Combine design elements from one piece with design elements from other pieces by changing the number of stitches to match up designs.

Create interesting pieces by using one design element from a pattern and repeating it throughout the piece.

Since blankets are often displayed folded, it is a time saver to only stitch borders at the end of blankets and stitch a grid in the middle of the blanket.

Choosing the right colors can make your project a success. If in doubt about which colors might go together, look at the skein of variegated yarn and pick out a two or three colors found in the skein. It is helpful to check out the fabric section to see which color combinations are appealing. Also, look at the colors of the draperies, furniture, pictures, etc. where your piece will be on display.

White on white or off-white on off-white.
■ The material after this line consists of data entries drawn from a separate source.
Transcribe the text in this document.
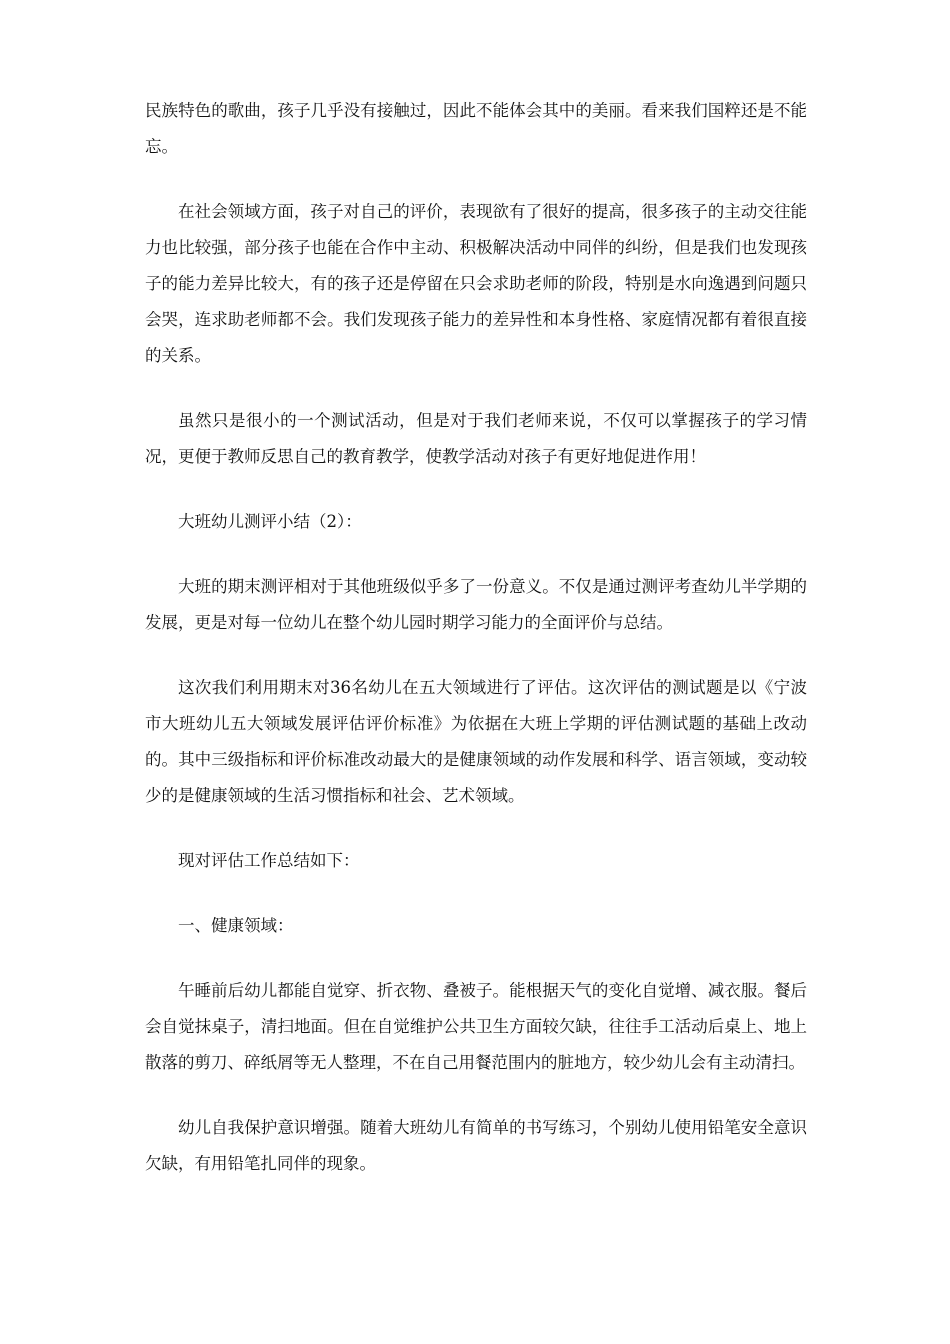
民族特色的歌曲，孩子几乎没有接触过，因此不能体会其中的美丽。看来我们国粹还是不能忘。

在社会领域方面，孩子对自己的评价，表现欲有了很好的提高，很多孩子的主动交往能力也比较强，部分孩子也能在合作中主动、积极解决活动中同伴的纠纷，但是我们也发现孩子的能力差异比较大，有的孩子还是停留在只会求助老师的阶段，特别是水向逸遇到问题只会哭，连求助老师都不会。我们发现孩子能力的差异性和本身性格、家庭情况都有着很直接的关系。

虽然只是很小的一个测试活动，但是对于我们老师来说，不仅可以掌握孩子的学习情况，更便于教师反思自己的教育教学，使教学活动对孩子有更好地促进作用！

大班幼儿测评小结（2）：

大班的期末测评相对于其他班级似乎多了一份意义。不仅是通过测评考查幼儿半学期的发展，更是对每一位幼儿在整个幼儿园时期学习能力的全面评价与总结。

这次我们利用期末对36名幼儿在五大领域进行了评估。这次评估的测试题是以《宁波市大班幼儿五大领域发展评估评价标准》为依据在大班上学期的评估测试题的基础上改动的。其中三级指标和评价标准改动最大的是健康领域的动作发展和科学、语言领域，变动较少的是健康领域的生活习惯指标和社会、艺术领域。

现对评估工作总结如下：

一、健康领域：

午睡前后幼儿都能自觉穿、折衣物、叠被子。能根据天气的变化自觉增、减衣服。餐后会自觉抹桌子，清扫地面。但在自觉维护公共卫生方面较欠缺，往往手工活动后桌上、地上散落的剪刀、碎纸屑等无人整理，不在自己用餐范围内的脏地方，较少幼儿会有主动清扫。

幼儿自我保护意识增强。随着大班幼儿有简单的书写练习，个别幼儿使用铅笔安全意识欠缺，有用铅笔扎同伴的现象。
The piece will seem rich.

Monochromatic – Chose several yarns in the same family.

Examples: 1. Light Blue, Medium Windsor Blue, Dark Windsor Blue

  1. Light Pink, Medium Coral, Dark Coral

  2. Buff, Light Brown, Medium Brown, Dark Brown

  3. Light Sage, Medium Sage, Dark Sage, Hunter Green

Other color combinations:

  1. Light plum, dark plum, hunter green, and buff

  2. Light blue, medium blue and yellow on white monk’s cloth

  3. Light, medium, and dark sages with roses

  4. Yellow, orange, purple and dark green

  5. Brown, tan, blue, rose, green

Variegated yarns:

  1. Variegated Red Heart baby print on white monk’s cloth.  Outline embroidered sections with pink or blue yarn.

  2. Variegated Red Heart Sage Mary on natural monk’s cloth.  Outline embroidered sections with dark green.